映像作家のKira Bursky氏は、現実には存在しない不気味な人物とオブジェクトが登場する悪夢のようなショートフィルムを制作するにあたり、GANを使って自身の顔画像をさまざまなオブジェクトと融合させることにしました。GANを使えば、顔と融合させるオブジェクトの両方の特徴を反映した画像を生成できるのです。同氏は、顔と超高層ビル、星雲を融合させて悪夢に出る主人公を生成し、顔と寝室を融合させて悪夢の舞台セットを生成しました。生成した不気味な主人公と舞台セットは、画像内のオブジェクトが持つ深度を識別するAIモデルであるMiDaSを使って深度を特定してから、舞台セットが主人公の背景に位置づけられるように合成しました。

以上のような制作過程を経て完成したショートフィルムは、既存のCG技術を活用しても表現できそうもない形容しがたい不気味さを帯びたものとなりました。GANをシュールな表現の制作のために活用したBursky氏の作品は、同技術の応用範囲を広げた事例と言えるでしょう。

機械学習によって顔の特徴から性格を予測

テック系メディアTech Xploreは5月22日、機械学習によって顔の特徴から性格を予測する研究について報じました。顔の特徴が性格を反映しているというアイデアは洋の東西を問わず古くから伝えられており、人相学という理論も考案されました。しかし、このアイデアは科学的に証明されているわけではなく俗説にとどまっています。こうしたなかモスクワ大学の研究チームは、セルフィ―画像と性格テスト結果を学習データとして活用して顔の特徴から性格を予測するAIモデルを開発しました。

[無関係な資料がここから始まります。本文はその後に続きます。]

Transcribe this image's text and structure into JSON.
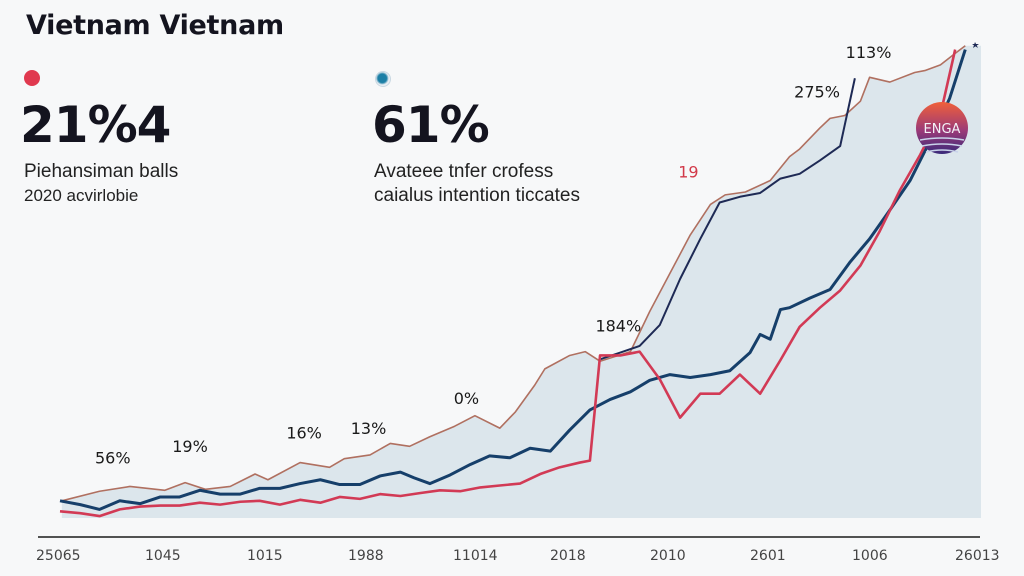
{
  "title": "Vietnam Vietnam",
  "stats": [
    {
      "value": "21%4",
      "desc_line1": "Piehansiman balls",
      "desc_line2": "2020 acvirlobie",
      "dot_color": "#e0394f"
    },
    {
      "value": "61%",
      "desc_line1": "Avateee tnfer crofess",
      "desc_line2": "caialus intention ticcates",
      "dot_color": "#1c7fa6"
    }
  ],
  "badge": {
    "label": "ENGA"
  },
  "chart_data": {
    "type": "line",
    "title": "Vietnam Vietnam",
    "xlabel": "",
    "ylabel": "",
    "x_tick_labels": [
      "25065",
      "1045",
      "1015",
      "1988",
      "11014",
      "2018",
      "2010",
      "2601",
      "1006",
      "26013"
    ],
    "xlim": [
      0,
      100
    ],
    "ylim": [
      0,
      100
    ],
    "grid": false,
    "area_fill": true,
    "series": [
      {
        "name": "upper",
        "color": "#b07060",
        "x": [
          0.2,
          4.3,
          7.6,
          11.4,
          13.6,
          15.8,
          18.5,
          21.2,
          22.6,
          26.1,
          29.3,
          30.9,
          33.7,
          35.9,
          38,
          40.2,
          42.9,
          45.1,
          47.8,
          49.5,
          51.6,
          52.7,
          55.4,
          57.1,
          58.7,
          62,
          64.1,
          66.3,
          68.5,
          70.7,
          72.3,
          74.5,
          77.2,
          79.3,
          80.4,
          82.6,
          83.7,
          85.3,
          87,
          88,
          90.2,
          92.9,
          94,
          95.7,
          97.3,
          98.4
        ],
        "y": [
          3.6,
          5.6,
          6.6,
          5.8,
          7.4,
          6,
          6.6,
          9.2,
          8,
          11.6,
          10.6,
          12.4,
          13.2,
          15.6,
          15,
          17,
          19.2,
          21.4,
          18.8,
          22.2,
          27.8,
          31.2,
          34,
          34.8,
          32.8,
          34.8,
          43.2,
          51.2,
          59.2,
          65.6,
          67.6,
          68.2,
          70.6,
          75.6,
          77.2,
          81.6,
          83.6,
          84.2,
          87.2,
          92.2,
          91.2,
          93.2,
          93.6,
          94.8,
          97.2,
          98.8
        ]
      },
      {
        "name": "dark-navy",
        "color": "#1e2a55",
        "x": [
          58.7,
          60.9,
          63,
          65.2,
          67.4,
          69.6,
          71.7,
          73.9,
          76.1,
          78.3,
          80.4,
          82.6,
          84.8,
          86.4
        ],
        "y": [
          33.2,
          34.6,
          36,
          40.4,
          50,
          58.4,
          66,
          67.2,
          68,
          71,
          72,
          74.8,
          77.8,
          92
        ]
      },
      {
        "name": "blue",
        "color": "#163f6a",
        "x": [
          0,
          2.2,
          4.3,
          6.5,
          8.7,
          10.9,
          13,
          15.2,
          17.4,
          19.6,
          21.7,
          23.9,
          26.1,
          28.3,
          30.4,
          32.6,
          34.8,
          37,
          38.5,
          40.2,
          42.4,
          44.6,
          46.7,
          48.9,
          51.1,
          53.3,
          55.4,
          57.6,
          59.8,
          62,
          64.1,
          66.3,
          68.5,
          70.7,
          72.8,
          75,
          76.1,
          77.2,
          78.3,
          79.3,
          81.5,
          83.7,
          85.9,
          88,
          90.2,
          92.4,
          94.6,
          96.7,
          98.4
        ],
        "y": [
          3.6,
          2.8,
          1.8,
          3.6,
          3,
          4.4,
          4.4,
          5.8,
          5,
          5,
          6.2,
          6.2,
          7.2,
          8,
          7,
          7,
          8.8,
          9.6,
          8.4,
          7.2,
          9,
          11.2,
          13,
          12.6,
          14.6,
          14,
          18.4,
          22.6,
          24.8,
          26.4,
          28.8,
          30,
          29.4,
          30,
          30.8,
          34.6,
          38.4,
          37.4,
          43.6,
          44,
          46,
          47.8,
          53.6,
          58.4,
          64.4,
          70.6,
          79,
          87.8,
          98
        ]
      },
      {
        "name": "red",
        "color": "#d23a55",
        "x": [
          0,
          2.2,
          4.3,
          6.5,
          8.7,
          10.9,
          13,
          15.2,
          17.4,
          19.6,
          21.7,
          23.9,
          26.1,
          28.3,
          30.4,
          32.6,
          34.8,
          37,
          39.1,
          41.3,
          43.5,
          45.7,
          47.8,
          50,
          52.2,
          54.3,
          56.5,
          57.6,
          58.7,
          60.9,
          63,
          65.2,
          67.4,
          69.6,
          71.7,
          73.9,
          76.1,
          78.3,
          80.4,
          82.6,
          84.8,
          87,
          89.1,
          91.3,
          93.5,
          95.7,
          97.3
        ],
        "y": [
          1.4,
          1,
          0.4,
          1.8,
          2.4,
          2.6,
          2.6,
          3.2,
          2.8,
          3.4,
          3.6,
          2.8,
          3.8,
          3.2,
          4.4,
          4,
          5,
          4.6,
          5.2,
          5.8,
          5.6,
          6.4,
          6.8,
          7.2,
          9.2,
          10.6,
          11.6,
          12,
          34,
          34,
          34.8,
          29,
          21,
          26,
          26,
          30,
          26,
          33,
          40,
          44,
          47.6,
          52.8,
          60,
          68.6,
          76,
          84.4,
          98
        ]
      }
    ],
    "annotations": [
      {
        "text": "56%",
        "x": 3.8,
        "y": 11.4
      },
      {
        "text": "19%",
        "x": 12.2,
        "y": 13.8
      },
      {
        "text": "16%",
        "x": 24.6,
        "y": 16.6
      },
      {
        "text": "13%",
        "x": 31.6,
        "y": 17.6
      },
      {
        "text": "0%",
        "x": 42.8,
        "y": 23.8
      },
      {
        "text": "184%",
        "x": 58.2,
        "y": 39
      },
      {
        "text": "19",
        "x": 67.2,
        "y": 71.2,
        "color": "red"
      },
      {
        "text": "275%",
        "x": 79.8,
        "y": 88
      },
      {
        "text": "113%",
        "x": 85.4,
        "y": 96.2
      }
    ]
  }
}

研究チームが発表した論文によると、性格予測AIの開発にあたってはまず12,000人のボランティアに性格テストのひとつであるビックファイブ診断を受けてもらって性格について自己申告してもらいました。ついでボランティアから合計31,000枚のセルフィ―画像を集めました。こうして用意したセルフィ―画像を入力、性格テストの自己申告結果を出力として教師あり学習モデルを訓練しました。

訓練が完了したAIモデルは、任意のセルフィ―画像が与えられると58%の確率(つまり偶然以上の確率で)で性格を正しく予測しました。性格予測は、男性より女性のほうが正しい確率が高くなることもわかりました。

以上の性格予測AIは、ロシア資本とイギリス資本の合弁会社BestFitMeが提供しているので商用利用が可能です。同AIを活用すれば、顔画像にもとづいたマッチングアプリの開発が可能でしょう。しかしながら、同AIをはじめとする顔から人間の特徴を予測するようなAIは、安易に利用すると「外見による差別」を助長する恐れがあるので注意が必要です。